A national campaign sponsored by the Education Law Center and Southern Poverty Law Center meanwhile promised to pressure Maine’s legislature into repealing the state tuition program.

Still, the decision’s short-term reach appears to be limited — even if it creates new legal quandaries over the long term.

“Has anything enormous changed? No,” Derek Black, an education and civil rights professor at the University of South Carolina School of Law, said of Tuesday’s decision. “But what we are seeing is that all gray and ambiguous or open questions are being resolved to the benefit of religion.”

In the immediate aftermath, Black said the ruling poses serious challenges for states such as Maine and Vermont that have instituted private school voucher programs that prohibit funds from going to religious schools.

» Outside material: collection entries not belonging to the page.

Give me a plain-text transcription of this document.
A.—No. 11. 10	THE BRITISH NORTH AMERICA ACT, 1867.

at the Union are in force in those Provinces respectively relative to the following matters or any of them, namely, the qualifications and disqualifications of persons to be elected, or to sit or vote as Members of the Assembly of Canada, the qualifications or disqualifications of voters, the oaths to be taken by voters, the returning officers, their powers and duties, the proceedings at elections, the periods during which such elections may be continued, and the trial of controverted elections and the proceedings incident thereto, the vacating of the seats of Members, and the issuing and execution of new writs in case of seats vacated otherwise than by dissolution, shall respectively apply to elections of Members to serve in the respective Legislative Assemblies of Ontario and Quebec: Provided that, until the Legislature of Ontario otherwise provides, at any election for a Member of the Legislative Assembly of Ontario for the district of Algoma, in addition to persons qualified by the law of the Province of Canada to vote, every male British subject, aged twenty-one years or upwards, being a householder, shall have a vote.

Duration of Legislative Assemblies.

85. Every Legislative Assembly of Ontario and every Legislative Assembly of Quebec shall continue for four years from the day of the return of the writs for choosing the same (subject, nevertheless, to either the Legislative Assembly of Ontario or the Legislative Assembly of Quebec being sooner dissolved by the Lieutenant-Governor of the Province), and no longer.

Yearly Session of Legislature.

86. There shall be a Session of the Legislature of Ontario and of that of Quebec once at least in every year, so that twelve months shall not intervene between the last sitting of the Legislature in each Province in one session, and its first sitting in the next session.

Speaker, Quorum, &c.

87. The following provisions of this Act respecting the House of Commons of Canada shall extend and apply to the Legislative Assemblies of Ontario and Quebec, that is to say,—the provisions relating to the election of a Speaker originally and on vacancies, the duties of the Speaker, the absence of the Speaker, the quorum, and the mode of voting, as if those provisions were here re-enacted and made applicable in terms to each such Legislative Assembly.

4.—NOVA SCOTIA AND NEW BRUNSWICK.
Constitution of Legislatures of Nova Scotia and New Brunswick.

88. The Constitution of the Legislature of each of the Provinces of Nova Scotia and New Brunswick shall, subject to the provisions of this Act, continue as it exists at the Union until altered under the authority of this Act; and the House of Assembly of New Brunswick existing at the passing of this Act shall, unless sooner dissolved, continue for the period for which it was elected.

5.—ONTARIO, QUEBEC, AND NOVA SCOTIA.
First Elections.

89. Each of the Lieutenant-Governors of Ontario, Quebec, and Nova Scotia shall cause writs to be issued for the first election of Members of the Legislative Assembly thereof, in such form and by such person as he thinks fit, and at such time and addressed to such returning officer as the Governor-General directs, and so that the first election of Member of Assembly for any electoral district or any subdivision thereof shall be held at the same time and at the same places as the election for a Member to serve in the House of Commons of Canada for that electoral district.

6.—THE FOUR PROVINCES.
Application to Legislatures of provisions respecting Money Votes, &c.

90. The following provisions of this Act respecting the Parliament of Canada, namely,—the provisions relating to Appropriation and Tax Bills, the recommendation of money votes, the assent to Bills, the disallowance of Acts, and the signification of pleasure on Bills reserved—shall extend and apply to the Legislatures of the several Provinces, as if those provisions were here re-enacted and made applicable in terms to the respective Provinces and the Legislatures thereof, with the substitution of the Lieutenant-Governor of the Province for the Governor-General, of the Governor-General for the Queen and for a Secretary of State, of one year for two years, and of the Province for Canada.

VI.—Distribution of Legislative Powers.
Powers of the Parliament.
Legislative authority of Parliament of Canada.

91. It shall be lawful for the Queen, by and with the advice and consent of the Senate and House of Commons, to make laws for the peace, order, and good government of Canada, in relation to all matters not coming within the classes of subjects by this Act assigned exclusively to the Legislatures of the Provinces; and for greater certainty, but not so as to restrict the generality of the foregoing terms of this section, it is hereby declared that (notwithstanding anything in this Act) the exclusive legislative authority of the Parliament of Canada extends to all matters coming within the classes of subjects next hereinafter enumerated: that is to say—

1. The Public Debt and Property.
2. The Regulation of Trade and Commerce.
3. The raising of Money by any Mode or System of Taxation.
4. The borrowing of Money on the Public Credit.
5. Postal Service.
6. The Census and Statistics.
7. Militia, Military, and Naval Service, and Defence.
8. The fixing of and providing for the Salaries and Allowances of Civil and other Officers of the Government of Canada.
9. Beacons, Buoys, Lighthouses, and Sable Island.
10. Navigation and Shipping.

“It’s only affecting the states who say ‘We’re going to have a private program, but we want to keep public values in those private programs,’” Black said. More sweeping consequences could also lie in store.

Litigation is likely in the offing for governments that require religious schools to adhere to non-discriminatory admissions policies as part of school choice programs that use public funds. Advocates clamoring to fund religious-based charter schools with public money could harness the decision to raise money and attention for new court fights. And state governments could enact what Black described as “defensive policymaking” to avoid lawsuits.

“Not a single one of them wants to find themselves in federal district court, much less the Supreme Court,” Black said. “What decisions like this do is encourage states to create even more space and room for religion than the opinion itself did. What states do to avoid finding themselves in litigation could potentially be much broader.”

Juan Perez Jr. contributed to this report.